Swedish football club

IFK Bergvik is a Swedish football club located in Bergvik.

==Background==
IFK Bergvik currently plays in Division 4 Hälsingland which is the sixth tier of Swedish football. They play their home matches at the Bergviks IP in Bergvik.
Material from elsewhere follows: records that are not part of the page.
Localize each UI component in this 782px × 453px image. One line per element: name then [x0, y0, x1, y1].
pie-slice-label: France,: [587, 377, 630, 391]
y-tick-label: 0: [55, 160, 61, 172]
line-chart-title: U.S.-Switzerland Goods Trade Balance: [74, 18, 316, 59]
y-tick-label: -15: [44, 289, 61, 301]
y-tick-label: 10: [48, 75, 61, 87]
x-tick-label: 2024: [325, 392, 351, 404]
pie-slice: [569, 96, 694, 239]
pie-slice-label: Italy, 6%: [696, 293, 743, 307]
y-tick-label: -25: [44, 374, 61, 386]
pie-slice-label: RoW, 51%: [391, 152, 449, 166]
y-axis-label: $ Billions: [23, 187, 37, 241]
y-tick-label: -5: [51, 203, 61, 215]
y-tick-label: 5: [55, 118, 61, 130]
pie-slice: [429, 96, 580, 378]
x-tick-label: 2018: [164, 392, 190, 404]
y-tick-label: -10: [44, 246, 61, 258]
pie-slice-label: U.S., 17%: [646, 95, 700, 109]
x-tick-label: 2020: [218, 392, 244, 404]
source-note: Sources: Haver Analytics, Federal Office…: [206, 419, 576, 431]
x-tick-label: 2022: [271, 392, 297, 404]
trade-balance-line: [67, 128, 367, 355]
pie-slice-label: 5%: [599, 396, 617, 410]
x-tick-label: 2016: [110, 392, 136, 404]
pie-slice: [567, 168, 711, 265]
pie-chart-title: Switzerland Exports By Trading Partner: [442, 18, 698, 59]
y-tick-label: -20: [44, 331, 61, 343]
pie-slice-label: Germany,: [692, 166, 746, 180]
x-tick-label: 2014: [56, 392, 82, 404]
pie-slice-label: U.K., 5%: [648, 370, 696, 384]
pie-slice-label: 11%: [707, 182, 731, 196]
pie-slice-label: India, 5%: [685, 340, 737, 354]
The club is affiliated to Hälsinglands Fotbollförbund.

==Season to season==

In their most successful period IFK Bergvik competed in the following divisions:

| Season | Level | Division | Section | Position | Movements |
|---|---|---|---|---|---|
| 1968 | Tier 4 | Division 4 | Hälsingland | 1st | Promoted |
| 1969 | Tier 3 | Division 3 | Södra Norrland Nedre | 8th |  |
| 1970 | Tier 3 | Division 3 | Södra Norrland Nedre | 12th | Relegated |
| 1971 | Tier 4 | Division 4 | Hälsingland | 5th |  |
| 1972 | Tier 4 | Division 4 | Hälsingland | 1st | Promotion Playoffs |
| 1973 | Tier 4 | Division 4 | Hälsingland | 6th |  |
| 1974 | Tier 4 | Division 4 | Hälsingland | 3rd |  |
| 1975 | Tier 4 | Division 4 | Hälsingland | 3rd |  |
| 1976 | Tier 4 | Division 4 | Hälsingland | 8th |  |

In recent seasons IFK Bergvik have competed in the following divisions:

| Season | Level | Division | Section | Position | Movements |
|---|---|---|---|---|---|
| 2006* | Tier 6 | Division 4 | Hälsingland | 6th |  |
| 2007 | Tier 6 | Division 4 | Hälsingland | 6th |  |
| 2008 | Tier 6 | Division 4 | Hälsingland | 9th |  |
| 2009 | Tier 6 | Division 4 | Hälsingland | 12th | Relegated |
| 2010 | Tier 7 | Division 5 | Hälsingland | 1st | Promoted |
| 2011 | Tier 6 | Division 4 | Hälsingland |  |  |

- League restructuring in 2006 resulted in a new division being created at Tier 3 and subsequent divisions dropping a level.